Resolving the problem

Try one or more of the following possible solutions:

Check the UIMA pipeline configuration: Ensure that the linguistic resource that you expected to annotate the text is included in the appropriate stage of the UIMA pipeline configuration for the language of the analyzed document. Dictionary and character rule files must be included in the lexical analysis stage, and parsing rule files must be included in a parsing rules stage. If your pipeline automatically identifies the document language, determine the language that was identified for your document by checking the value of the Language feature of the DocumentAnnotation annotation. Then, ensure that the linguistic resource is included in the list of files for that language in the UIMA pipeline configuration.

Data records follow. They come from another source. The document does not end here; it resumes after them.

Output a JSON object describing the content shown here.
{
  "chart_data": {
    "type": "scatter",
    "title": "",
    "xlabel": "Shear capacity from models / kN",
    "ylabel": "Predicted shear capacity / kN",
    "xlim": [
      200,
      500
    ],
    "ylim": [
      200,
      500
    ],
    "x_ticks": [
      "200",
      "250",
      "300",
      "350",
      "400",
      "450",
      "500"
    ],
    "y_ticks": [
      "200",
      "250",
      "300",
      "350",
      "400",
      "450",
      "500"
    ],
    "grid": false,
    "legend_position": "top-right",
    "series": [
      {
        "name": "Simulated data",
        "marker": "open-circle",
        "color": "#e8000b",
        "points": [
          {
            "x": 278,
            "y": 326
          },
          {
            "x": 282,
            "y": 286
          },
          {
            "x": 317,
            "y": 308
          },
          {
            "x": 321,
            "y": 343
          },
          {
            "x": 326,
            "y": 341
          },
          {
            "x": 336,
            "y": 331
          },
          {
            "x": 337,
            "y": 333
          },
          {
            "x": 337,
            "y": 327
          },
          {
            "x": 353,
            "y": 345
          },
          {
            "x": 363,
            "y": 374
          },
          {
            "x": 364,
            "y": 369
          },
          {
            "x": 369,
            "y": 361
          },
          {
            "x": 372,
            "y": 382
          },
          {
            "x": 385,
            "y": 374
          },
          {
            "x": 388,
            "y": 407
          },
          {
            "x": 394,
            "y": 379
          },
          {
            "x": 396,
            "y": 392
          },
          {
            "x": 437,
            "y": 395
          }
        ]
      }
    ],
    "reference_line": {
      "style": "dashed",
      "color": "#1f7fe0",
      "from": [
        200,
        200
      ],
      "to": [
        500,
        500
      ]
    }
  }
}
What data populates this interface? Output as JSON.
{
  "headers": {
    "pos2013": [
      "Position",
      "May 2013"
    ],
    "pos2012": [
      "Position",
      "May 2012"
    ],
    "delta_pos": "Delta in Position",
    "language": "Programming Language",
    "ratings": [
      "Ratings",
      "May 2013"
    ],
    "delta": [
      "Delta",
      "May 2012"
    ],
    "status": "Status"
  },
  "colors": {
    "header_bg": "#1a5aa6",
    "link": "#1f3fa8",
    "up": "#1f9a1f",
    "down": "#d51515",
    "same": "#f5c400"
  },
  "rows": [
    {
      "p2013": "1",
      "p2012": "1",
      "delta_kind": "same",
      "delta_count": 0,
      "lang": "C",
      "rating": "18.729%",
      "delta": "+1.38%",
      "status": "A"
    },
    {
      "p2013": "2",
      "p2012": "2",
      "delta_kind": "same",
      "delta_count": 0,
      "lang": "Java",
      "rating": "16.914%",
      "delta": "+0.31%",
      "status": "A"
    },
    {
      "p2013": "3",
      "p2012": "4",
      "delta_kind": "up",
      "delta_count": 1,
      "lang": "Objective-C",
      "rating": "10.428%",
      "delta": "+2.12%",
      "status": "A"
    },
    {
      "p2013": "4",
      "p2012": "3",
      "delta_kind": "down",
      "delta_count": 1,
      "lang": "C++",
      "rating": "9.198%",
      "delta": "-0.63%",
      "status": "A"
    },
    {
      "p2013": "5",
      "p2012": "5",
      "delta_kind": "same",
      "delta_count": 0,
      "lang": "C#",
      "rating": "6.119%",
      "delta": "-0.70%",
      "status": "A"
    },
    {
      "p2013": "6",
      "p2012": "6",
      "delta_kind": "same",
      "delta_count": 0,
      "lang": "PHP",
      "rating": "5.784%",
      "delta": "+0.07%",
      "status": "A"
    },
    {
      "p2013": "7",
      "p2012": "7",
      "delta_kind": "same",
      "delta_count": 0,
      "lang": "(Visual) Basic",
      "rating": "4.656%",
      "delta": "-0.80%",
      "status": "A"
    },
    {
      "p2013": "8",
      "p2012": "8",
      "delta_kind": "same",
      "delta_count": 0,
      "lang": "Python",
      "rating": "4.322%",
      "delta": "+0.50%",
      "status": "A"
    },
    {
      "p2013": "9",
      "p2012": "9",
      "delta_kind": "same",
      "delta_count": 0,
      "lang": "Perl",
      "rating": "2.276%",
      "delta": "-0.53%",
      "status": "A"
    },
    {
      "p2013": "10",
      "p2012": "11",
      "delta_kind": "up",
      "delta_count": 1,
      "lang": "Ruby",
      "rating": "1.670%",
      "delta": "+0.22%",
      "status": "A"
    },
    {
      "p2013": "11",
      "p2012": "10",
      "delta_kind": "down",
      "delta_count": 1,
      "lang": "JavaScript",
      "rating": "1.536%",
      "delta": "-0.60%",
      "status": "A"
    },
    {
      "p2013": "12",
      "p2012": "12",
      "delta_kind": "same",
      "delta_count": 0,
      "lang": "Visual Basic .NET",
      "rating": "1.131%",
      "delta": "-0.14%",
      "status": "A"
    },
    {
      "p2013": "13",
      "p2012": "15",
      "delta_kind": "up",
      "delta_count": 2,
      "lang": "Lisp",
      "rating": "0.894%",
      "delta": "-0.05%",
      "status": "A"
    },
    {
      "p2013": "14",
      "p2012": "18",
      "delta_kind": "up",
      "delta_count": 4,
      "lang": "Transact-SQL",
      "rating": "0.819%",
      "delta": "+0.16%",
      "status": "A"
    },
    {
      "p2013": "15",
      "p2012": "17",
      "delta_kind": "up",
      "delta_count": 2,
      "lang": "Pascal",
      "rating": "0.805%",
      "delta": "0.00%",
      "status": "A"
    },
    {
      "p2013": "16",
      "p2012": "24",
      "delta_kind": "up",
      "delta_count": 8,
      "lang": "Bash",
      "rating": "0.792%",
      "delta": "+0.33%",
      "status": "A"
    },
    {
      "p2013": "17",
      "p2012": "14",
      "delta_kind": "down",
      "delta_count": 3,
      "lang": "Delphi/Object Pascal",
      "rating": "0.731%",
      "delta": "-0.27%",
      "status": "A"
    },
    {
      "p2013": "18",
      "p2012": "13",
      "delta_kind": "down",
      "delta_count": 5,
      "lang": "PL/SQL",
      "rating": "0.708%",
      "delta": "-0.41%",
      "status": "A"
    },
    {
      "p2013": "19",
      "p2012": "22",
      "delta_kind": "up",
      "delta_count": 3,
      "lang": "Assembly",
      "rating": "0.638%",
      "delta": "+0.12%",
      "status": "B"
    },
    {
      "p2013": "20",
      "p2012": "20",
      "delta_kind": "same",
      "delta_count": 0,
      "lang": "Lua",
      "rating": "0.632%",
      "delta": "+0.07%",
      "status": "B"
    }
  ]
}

Rebuild the associated linguistic resource: Ensure that the associated linguistic resource was rebuilt after the resource was last modified, such as after you added a dictionary entry or modified a parsing rule. Right-click the database for the linguistic resource and click Build Studio Resource.
Check for longer dictionary annotations over the same text span: For missing dictionary annotations, check whether a longer dictionary annotation was identified over the same text span. For example, in the text John graduated from London University with a Masters degree, the term London that is contained in the City dictionary is not annotated separately if there is an entry London University that is contained in the University dictionary in the same lexical analysis stage of the pipeline. If you want to generate both annotations, include the dictionaries in separate lexical analysis stages of the pipeline.
Check that the text matches the criteria that was specified for the rule: For missing character rule and parsing rule annotations, check whether the text matches the criteria that was specified for the rule. For parsing rules, check which annotations were created over the particular section of text and compare them with the selection criteria of the rule. If necessary, update the criteria so that the text is matched by the rule.
Modify the tokenization setting: For missing character rule annotations, check whether the text spans more than one token. For a character rule to match text that spans multiple tokens, the character rule database must be configured to affect tokenization. Right-click the character rules database and click Properties. Click Database Link > Database Build and select Affects tokenization for the Tokenization field. The dictionary must be closed before you can edit the attributes. By default, the character rules in the database do not affect tokenization.
Check that your custom annotator uses the correct version of Java™: For missing annotations from a custom annotator, ensure that your custom annotator uses Java 7. Also, check the Content Analytics Studio log file for any error messages. The log file is in the .metadata directory in your Content Analytics Studio workspace.